VLAIO Innovation Mandate (01/01/2024 - 31/12/2025) of Dr. Tim Van De Looverbosch (Laboratory of Cell Biology and Histology)
Key µNEURO members involved: Prof. Winnok De Vos (Laboratory of Cell Biology and Histology) and Prof. Jan Sijbers (Imec - Vision Lab)
Abstract
Despite technological improvements, drug discovery programs have become less successful and more expensive over time. This can in part be attributed to the rigid implementation of sub-optimal preclinical screening platforms that mainly use simple cell cultures, and toxicity and pharmacokinetics experiments with animal models. Organoids are the promise of next-generation model systems for preclinical research. The main roadblocks for organoid adoption are their lack of reproducibility and the absence of technology to characterise them in depth. We believe that robust and reproducible organoid production and analysis can only be guaranteed when organoids are characterized in toto with cellular resolution. With this project, we intend to develop a pipeline for fast cellular phenotyping of intact organoids and prepare for launching a spin-off company that offers this as a service platform to the pharma and biotech industry.
FWO Junior Research Project: Super-resolution MRI of the knee.
FWO Junior Research Project (01/01/2023 - 31/12/2026)
Key µNEURO members involved: Prof.
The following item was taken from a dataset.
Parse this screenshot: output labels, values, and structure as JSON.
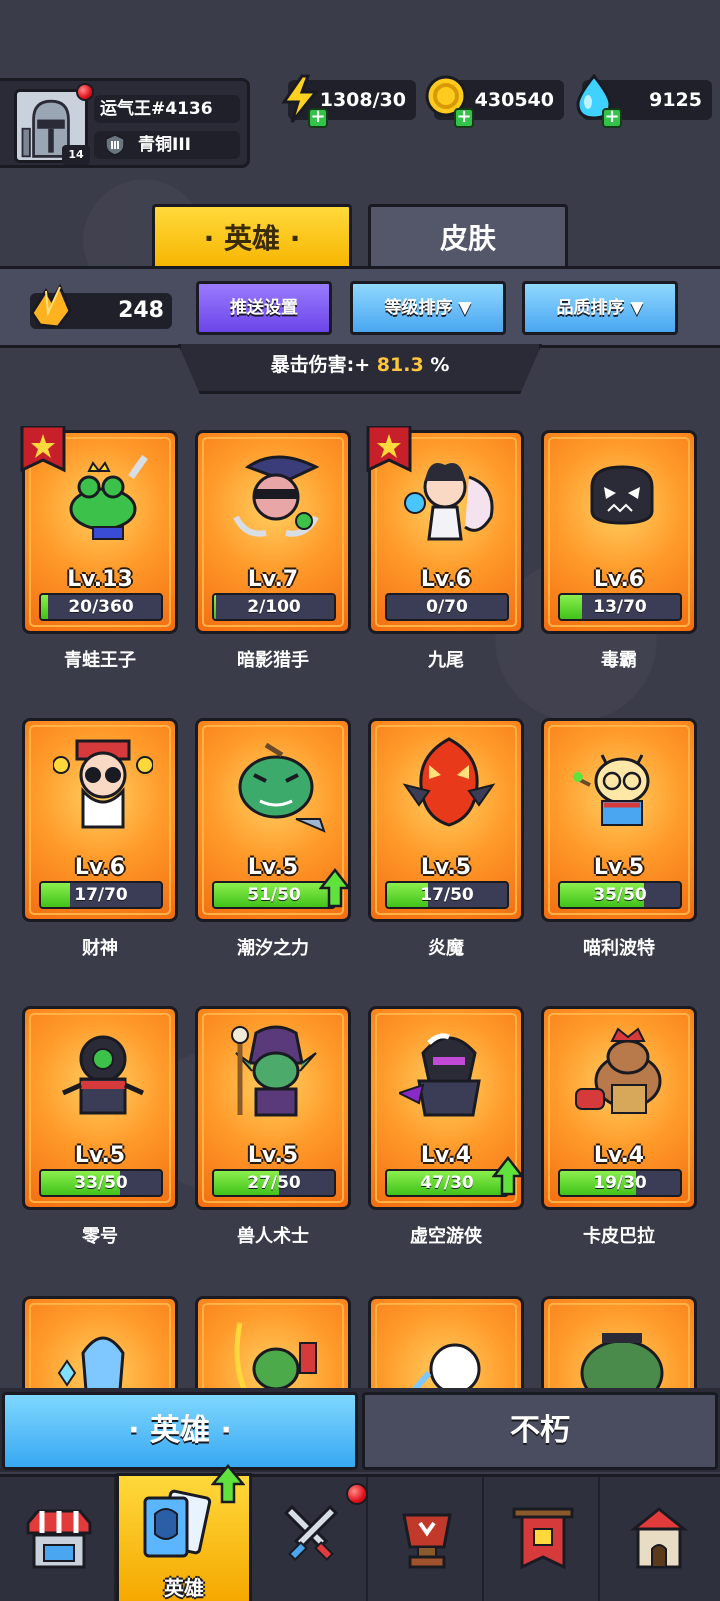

Pieter Van Dyck (MIRA) & Prof. Ben Jeurissen (Imec - Vision Lab)
Abstract
Surgical anterior cruciate ligament (ACL) reconstruction using tendon graft is the standard to treat ACL injuries. However, little is known about the maturation process of human ACL graft and the role of adjacent structural abnormalities herein. There currently exists a high clinical need for improved noninvasive objective measures of ACL graft properties to help inform return to high-demand activities. Next to anatomical magnetic resonance imaging (MRI), quantitative MRI (qMRI) techniques, such as T2* relaxometry and diffusion tensor imaging (DTI), have gained interest for musculoskeletal imaging. qMRI provides objective measures of biophysical tissue properties that allow for monitoring of tissue microstructure. Despite its demonstrated potential to provide biomarkers of ACL graft maturation, standard qMRI suffers from low resolution and long scan times, impeding clinical validation. To improve the trade-off between signal-to-noise ratio, resolution and scan time, we propose a super-resolution reconstruction (SRR) framework for anatomical MRI and qMRI of the knee that will overcome the current limitations for biomarker identification. In this project, we will develop SRR qMRI for T2* relaxometry and DTI of the knee and provide further insight into the condition of maturing ACL graft in patients before return to play. SRR qMRI may also improve our ability to evaluate the effectiveness of additional treatments to accelerate ACL graft maturation.